The company has expressed strong opposition to Knighted’s move, stating that the nomination aims to take control of AGAE without providing any premium to its shareholders. While AGAE’s current Board, which the company describes as highly qualified and engaged, is said to have the necessary experience to execute the company’s business strategy effectively, InvestingPro analysis indicates the company faces profitability challenges, with negative EBITDA of $9.4 million in the last twelve months. However, AGAE maintains a strong liquidity position with a current ratio of 2.57, suggesting adequate resources to meet short-term obligations.
AGAE contends that Knighted’s actions, including two recent lawsuits, have not only drained financial resources but also diverted management’s focus from business growth, potentially harming shareholder value. The company also claims that Knighted’s tactics have damaged relationships with important strategic partners, which are vital for AGAE’s long-term growth.
Despite AGAE’s efforts to reach a peaceful resolution by offering Knighted seats on the Board, the invitation was declined. Knighted instead demanded immediate and complete control, which AGAE refused, citing the need to protect shareholder interests.

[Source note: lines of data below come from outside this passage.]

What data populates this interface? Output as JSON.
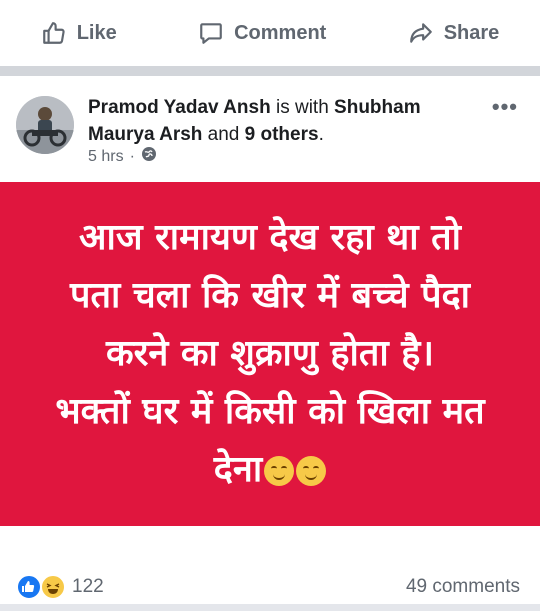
{
  "actions": {
    "like_label": "Like",
    "comment_label": "Comment",
    "share_label": "Share"
  },
  "post": {
    "author": "Pramod Yadav Ansh",
    "with_text": "is with",
    "tagged_person": "Shubham Maurya Arsh",
    "and_text": "and",
    "others": "9 others",
    "punct": ".",
    "time": "5 hrs",
    "separator": "·",
    "privacy_icon": "globe-icon",
    "lines": [
      "आज रामायण देख रहा था तो",
      "पता चला कि खीर में बच्चे पैदा",
      "करने का शुक्राणु होता है।",
      "भक्तों घर में किसी को खिला मत",
      "देना"
    ],
    "emojis": [
      "smiling-face-emoji",
      "smiling-face-emoji"
    ]
  },
  "footer": {
    "reaction_count": "122",
    "comment_count": "49 comments",
    "reaction_icons": [
      "like-reaction-icon",
      "haha-reaction-icon"
    ]
  },
  "colors": {
    "post_background": "#e0163e",
    "post_text": "#ffffff",
    "secondary_text": "#606770",
    "like_blue": "#1877f2"
  }
}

AGAE stockholders have been advised that no immediate action is required on their part. The Board will review Knighted’s materials and make a recommendation in the company’s proxy statement and accompanying WHITE proxy card, to be filed with the U.S. Securities and Exchange Commission and distributed to eligible AGAE stockholders. For investors seeking deeper insights, InvestingPro offers comprehensive analysis with 12 additional exclusive tips and a detailed Pro Research Report, helping investors make more informed decisions during this period of corporate governance transition.

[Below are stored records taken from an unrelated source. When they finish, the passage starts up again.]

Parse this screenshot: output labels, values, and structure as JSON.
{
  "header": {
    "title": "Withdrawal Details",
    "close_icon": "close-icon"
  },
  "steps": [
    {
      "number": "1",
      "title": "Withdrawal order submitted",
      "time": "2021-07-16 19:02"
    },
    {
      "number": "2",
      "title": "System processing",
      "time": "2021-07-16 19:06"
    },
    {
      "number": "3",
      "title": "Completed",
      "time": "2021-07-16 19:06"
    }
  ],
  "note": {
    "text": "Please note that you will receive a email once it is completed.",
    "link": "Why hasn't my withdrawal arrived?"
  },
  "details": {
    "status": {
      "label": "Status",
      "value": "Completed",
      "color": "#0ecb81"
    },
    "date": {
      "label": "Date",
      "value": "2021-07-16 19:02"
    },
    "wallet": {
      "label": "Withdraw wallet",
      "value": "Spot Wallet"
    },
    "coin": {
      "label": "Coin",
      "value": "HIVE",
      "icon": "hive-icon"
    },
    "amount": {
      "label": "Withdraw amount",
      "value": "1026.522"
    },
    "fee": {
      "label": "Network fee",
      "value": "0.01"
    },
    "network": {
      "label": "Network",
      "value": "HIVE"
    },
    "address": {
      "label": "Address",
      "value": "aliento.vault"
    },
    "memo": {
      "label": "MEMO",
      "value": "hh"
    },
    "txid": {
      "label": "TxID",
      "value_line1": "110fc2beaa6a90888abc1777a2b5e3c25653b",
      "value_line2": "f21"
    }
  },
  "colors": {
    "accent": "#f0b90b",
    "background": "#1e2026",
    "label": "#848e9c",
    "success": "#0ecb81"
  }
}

The company has retained Paul Hastings LLP as legal counsel, MacKenzie Partners, Inc. as proxy solicitor, and ADDO IR as strategic communications advisor in response to these events.

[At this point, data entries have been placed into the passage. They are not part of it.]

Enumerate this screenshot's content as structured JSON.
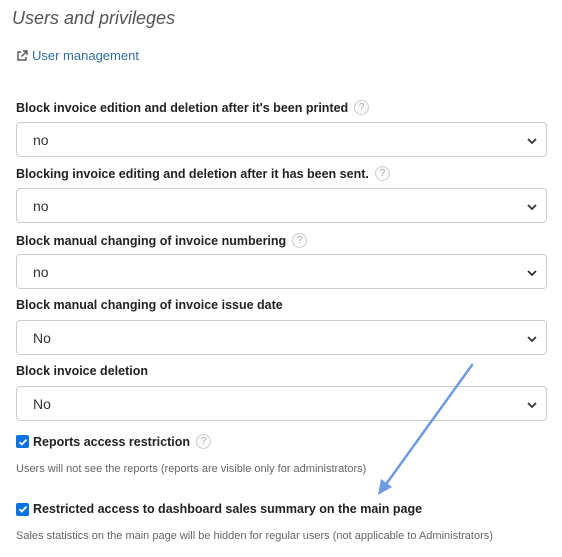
{
  "section": {
    "title": "Users and privileges",
    "user_management_link": "User management"
  },
  "fields": [
    {
      "label": "Block invoice edition and deletion after it's been printed",
      "value": "no",
      "has_help": true
    },
    {
      "label": "Blocking invoice editing and deletion after it has been sent.",
      "value": "no",
      "has_help": true
    },
    {
      "label": "Block manual changing of invoice numbering",
      "value": "no",
      "has_help": true
    },
    {
      "label": "Block manual changing of invoice issue date",
      "value": "No",
      "has_help": false
    },
    {
      "label": "Block invoice deletion",
      "value": "No",
      "has_help": false
    }
  ],
  "checkboxes": [
    {
      "label": "Reports access restriction",
      "checked": true,
      "has_help": true,
      "hint": "Users will not see the reports (reports are visible only for administrators)"
    },
    {
      "label": "Restricted access to dashboard sales summary on the main page",
      "checked": true,
      "has_help": false,
      "hint": "Sales statistics on the main page will be hidden for regular users (not applicable to Administrators)"
    }
  ],
  "help_symbol": "?",
  "colors": {
    "link": "#2e6da4",
    "checkbox": "#0b73e0",
    "annotation_arrow": "#6f9ae0"
  }
}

This announcement is based on a press release statement from Allied Gaming & Entertainment, Inc.
In other recent news, Allied Gaming & Entertainment, Inc. has received a deficiency notice from the Nasdaq Stock Market for failing to meet its financial reporting obligations. The company did not file its Quarterly Report for the quarter ending March 31, 2025, by the required deadline, nor has it filed its Annual Report for the fiscal year ending December 31, 2024. This has led to a potential delisting threat unless Allied Gaming can present an acceptable compliance plan by June 16, 2025. If the plan is approved, the company could receive an extension until October 13, 2025, to submit the overdue reports. Despite this notice, there has been no immediate impact on the trading of its common stock. Allied Gaming has stated its intention to file the missing reports before the June deadline, though there is no guarantee that Nasdaq will accept its plan. Investors and regulatory bodies are keeping a close watch on the company’s efforts to address these compliance issues.